Eye Movements during Free Viewing to Maximize Scene Understanding

Poster Presentation 53.411: Tuesday, May 21, 2024, 8:30 am – 12:30 pm, Pavilion
Session: Eye Movements: Natural world and VR

Shravan Murlidaran1 (), Miguel P Eckstein2; 1University of California Santa Barbara

Introduction: The extent to which eye movements during free-viewing of scenes are influenced by low-level saliency (Parkhurst et.al 2002, Harel et al. 2007, Koehler et al. 2014), local semantic meaningfulness (Henderson et al., 2017, Peacock et al., 2019), or other processes is debated. Here, we hypothesize that during free-viewing, humans direct their eyes to regions that maximize scene understanding rather than locally salient or meaningful regions. Methods: For each image (n=36) we created a scene understanding map (SUM) that assesses the contribution of individual objects to observers’ (n=110) scene descriptions (global understanding of the scene) by digitally removing each object from the image and having eighteen raters evaluate the similarity of descriptions to manipulated and original images. We compared the predictions from SUM and other models like saliency (Graph-Based Visual Saliency), DeepGaze, and local meaningfulness to human (n=50 per task) fixations during free-viewing (FV) and scene-description (SD) tasks. Images were presented for 2 seconds while eye position was measured.

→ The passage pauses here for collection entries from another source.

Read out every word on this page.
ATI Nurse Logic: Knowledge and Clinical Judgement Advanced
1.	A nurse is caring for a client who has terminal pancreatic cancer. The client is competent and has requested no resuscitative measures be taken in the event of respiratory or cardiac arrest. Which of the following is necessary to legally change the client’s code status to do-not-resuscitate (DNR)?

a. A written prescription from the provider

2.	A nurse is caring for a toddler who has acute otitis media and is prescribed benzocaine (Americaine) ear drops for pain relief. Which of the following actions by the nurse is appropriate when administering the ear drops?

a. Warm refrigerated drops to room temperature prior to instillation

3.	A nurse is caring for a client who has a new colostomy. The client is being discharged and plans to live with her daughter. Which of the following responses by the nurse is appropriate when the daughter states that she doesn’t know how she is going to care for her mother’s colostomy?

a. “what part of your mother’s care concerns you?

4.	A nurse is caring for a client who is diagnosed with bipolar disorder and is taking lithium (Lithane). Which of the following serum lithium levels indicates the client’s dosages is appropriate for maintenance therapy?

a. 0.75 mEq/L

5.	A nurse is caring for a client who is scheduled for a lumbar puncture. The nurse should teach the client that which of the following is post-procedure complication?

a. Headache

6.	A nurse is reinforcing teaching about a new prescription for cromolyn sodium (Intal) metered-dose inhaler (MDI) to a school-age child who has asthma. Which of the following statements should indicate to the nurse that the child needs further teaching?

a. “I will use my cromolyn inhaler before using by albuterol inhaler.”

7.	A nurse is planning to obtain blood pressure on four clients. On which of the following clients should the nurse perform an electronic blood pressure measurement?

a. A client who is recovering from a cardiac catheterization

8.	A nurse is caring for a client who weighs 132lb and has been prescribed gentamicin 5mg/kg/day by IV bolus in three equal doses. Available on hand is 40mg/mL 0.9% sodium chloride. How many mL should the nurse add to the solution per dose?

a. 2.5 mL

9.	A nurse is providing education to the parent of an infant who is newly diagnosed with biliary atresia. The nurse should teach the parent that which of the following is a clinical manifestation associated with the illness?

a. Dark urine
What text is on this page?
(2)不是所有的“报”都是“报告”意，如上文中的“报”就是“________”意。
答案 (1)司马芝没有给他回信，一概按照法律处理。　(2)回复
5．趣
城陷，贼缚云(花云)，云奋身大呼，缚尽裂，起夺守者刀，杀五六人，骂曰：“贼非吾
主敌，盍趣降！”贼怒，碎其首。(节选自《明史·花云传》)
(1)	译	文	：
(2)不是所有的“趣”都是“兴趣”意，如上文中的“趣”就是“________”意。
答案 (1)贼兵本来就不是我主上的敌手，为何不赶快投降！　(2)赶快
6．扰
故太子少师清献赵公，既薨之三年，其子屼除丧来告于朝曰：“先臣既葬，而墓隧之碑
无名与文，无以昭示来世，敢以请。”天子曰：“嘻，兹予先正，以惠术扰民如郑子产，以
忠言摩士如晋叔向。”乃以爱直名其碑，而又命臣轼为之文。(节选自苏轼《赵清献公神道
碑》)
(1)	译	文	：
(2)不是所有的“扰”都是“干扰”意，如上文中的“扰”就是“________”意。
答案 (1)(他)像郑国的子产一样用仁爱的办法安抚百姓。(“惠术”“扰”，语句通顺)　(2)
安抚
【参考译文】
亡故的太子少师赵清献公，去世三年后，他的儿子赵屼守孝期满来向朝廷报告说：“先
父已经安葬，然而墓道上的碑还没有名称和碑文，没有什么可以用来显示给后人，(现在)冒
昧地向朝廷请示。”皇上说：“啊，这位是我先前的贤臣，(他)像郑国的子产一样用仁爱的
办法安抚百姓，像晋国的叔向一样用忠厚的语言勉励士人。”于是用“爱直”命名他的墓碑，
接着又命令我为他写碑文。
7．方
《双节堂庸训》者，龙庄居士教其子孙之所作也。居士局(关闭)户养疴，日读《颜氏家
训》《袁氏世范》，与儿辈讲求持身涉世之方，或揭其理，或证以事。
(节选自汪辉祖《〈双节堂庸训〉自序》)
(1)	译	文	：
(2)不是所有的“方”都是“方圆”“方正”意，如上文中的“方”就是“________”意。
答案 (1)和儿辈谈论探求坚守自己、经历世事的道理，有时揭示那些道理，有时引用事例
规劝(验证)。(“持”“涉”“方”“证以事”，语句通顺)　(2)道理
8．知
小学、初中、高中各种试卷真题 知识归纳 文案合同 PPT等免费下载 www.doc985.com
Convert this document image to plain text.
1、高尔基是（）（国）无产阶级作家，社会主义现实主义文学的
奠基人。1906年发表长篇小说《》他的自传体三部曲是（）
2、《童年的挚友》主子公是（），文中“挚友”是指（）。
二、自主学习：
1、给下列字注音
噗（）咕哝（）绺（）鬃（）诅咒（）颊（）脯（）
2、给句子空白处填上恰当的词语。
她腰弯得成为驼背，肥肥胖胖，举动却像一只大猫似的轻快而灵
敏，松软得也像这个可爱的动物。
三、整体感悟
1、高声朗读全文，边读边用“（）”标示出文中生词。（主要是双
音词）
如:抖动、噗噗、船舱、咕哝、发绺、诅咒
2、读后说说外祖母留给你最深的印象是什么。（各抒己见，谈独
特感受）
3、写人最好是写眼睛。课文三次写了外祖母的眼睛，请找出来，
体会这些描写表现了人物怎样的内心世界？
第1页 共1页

Results: In both the scene description (SD) task and free viewing (FV) tasks, fixations to the regions most critical to scene understanding (top-highest region in SUM) were significantly higher than those to the top predictions of DeepGaze (pSD=0.0035,pFV=0.0025, with a significant difference starting with the 6th fixation, (pSD=0.013,pFV=0.044)), local meaningfulness (pSD=0.00001, pFV<0.00001, with a significant difference starting with the 4th and 3rd fixation (pSD=0.003, pFV=0.019)) and GBVS saliency(pSD<0.00001, pFV<0.00001, with a significant difference starting with the 4th fixation (pSD=0.037, pFV=0.007)) models. Conclusions: Our findings suggest that during free-viewing, humans do not execute eye movements to low-level saliency or locally meaningful regions but to image regions that maximize the global understanding of the scene.